Two Stage Model: In the supply chain, these models can be defined as combination of two features, steps, points, or phases, where the subjects under study can be evaluated.

Operations Research: The area that deals with the employment of advanced analytical methods and methodologies to help make better decisions.

Close Loop: When a player does not know the strategies of the other players.

Decision Making: The process of finding and choosing one alternative among several choice possibilities. Every decision-making process carries out a final result that may or may not prompt action.

Stochastic Process: A collection of random variables, representing the change of some system of random values over time. This is the probabilistic counterpart to a deterministic process (or deterministic system).

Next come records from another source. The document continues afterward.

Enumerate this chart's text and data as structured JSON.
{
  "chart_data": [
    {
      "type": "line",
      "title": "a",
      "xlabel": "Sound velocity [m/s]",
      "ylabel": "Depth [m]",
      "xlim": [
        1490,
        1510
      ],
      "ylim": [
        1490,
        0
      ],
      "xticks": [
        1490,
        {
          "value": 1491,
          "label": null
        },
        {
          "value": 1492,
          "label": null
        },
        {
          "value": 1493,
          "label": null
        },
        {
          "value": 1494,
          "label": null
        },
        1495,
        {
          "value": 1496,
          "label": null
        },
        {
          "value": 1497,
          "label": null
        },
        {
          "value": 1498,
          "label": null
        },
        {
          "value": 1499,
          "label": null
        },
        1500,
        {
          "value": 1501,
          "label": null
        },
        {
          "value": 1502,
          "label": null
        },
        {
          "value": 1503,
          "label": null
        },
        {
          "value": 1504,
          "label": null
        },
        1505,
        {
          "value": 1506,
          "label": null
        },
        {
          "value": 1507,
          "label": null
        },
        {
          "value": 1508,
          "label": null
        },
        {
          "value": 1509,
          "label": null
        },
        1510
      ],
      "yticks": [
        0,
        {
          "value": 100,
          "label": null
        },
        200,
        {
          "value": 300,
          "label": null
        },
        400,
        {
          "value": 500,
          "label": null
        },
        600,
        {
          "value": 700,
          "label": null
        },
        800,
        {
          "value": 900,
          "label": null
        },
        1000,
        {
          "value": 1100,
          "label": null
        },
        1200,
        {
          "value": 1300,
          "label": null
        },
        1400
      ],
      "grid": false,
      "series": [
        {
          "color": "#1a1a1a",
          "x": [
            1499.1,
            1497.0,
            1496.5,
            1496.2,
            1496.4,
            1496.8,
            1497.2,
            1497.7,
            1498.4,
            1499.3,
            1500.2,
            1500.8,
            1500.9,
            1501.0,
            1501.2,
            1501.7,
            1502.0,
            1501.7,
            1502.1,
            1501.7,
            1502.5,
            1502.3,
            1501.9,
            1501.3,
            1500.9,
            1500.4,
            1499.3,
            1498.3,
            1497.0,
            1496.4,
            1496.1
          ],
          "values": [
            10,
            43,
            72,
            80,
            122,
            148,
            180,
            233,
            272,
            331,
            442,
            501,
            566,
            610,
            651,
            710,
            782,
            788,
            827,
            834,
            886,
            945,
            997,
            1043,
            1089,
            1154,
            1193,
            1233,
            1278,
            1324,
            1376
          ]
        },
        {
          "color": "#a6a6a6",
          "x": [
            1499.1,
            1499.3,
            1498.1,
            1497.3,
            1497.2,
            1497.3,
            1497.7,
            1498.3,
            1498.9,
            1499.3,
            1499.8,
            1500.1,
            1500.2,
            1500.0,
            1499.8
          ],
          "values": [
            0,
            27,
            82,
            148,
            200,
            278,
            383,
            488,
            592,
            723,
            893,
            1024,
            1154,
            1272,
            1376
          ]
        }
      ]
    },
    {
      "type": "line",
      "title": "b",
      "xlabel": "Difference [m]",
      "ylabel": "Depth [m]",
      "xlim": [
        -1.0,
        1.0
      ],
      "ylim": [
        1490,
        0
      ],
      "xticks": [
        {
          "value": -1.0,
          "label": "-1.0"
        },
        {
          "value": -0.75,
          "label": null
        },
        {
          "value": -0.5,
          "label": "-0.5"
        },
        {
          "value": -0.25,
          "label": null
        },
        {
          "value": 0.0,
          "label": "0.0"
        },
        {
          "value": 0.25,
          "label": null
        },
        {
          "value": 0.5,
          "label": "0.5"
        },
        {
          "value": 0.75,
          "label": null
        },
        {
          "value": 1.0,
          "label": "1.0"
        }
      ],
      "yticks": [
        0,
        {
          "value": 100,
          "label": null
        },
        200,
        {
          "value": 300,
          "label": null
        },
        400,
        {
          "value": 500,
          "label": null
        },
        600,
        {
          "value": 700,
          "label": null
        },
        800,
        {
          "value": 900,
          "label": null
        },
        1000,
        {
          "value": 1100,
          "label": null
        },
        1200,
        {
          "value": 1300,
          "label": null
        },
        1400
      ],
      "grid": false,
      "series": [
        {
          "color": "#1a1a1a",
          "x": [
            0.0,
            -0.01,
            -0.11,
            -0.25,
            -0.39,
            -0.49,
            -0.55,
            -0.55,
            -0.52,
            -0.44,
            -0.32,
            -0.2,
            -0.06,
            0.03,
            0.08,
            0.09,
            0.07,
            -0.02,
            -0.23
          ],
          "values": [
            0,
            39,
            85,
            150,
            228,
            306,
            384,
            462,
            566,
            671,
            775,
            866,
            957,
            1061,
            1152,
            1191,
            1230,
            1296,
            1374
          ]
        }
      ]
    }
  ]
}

Instead of describing a process which can only evolve in one way, in a stochastic or random process there is some indeterminacy: even if the initial condition (or starting point) is known, there are several (often infinitely many) directions in which the process may emerge.

Stakeholders: The individuals or groups that are likely to influence or be influenced by a proposed action, and classifying them according to their impact on the action and the impact the action will have on them.

Data Envelopment Analysis (DEA): A model and method used to evaluate the relative efficiency or performance or an entity among a set of entities called decision making units (DMUs), which performance cannot be evaluated by a single measurement such as profit; instead of that it uses multiple inputs (resources) and multiple outputs (outcomes), by solving linear programming problems for each decision making unit (DMU) according to the observed data.

Oligopoly: A market situation where there are only a few competing producers and where each producer must take into account what each other producer does.

Fuzzy Set: Provide a scheme for handling a variety of problems considering several rules not only true or false. It is a good approach to model the entropy in systems.

Multi-Criteria: It implicates problems where a finite set of alternative actions should be assigned into a predefined set of preferentially ordered categories.

Optimization Model: Consists on the selection of a best element (with regard to some criteria) from some set of possible alternatives.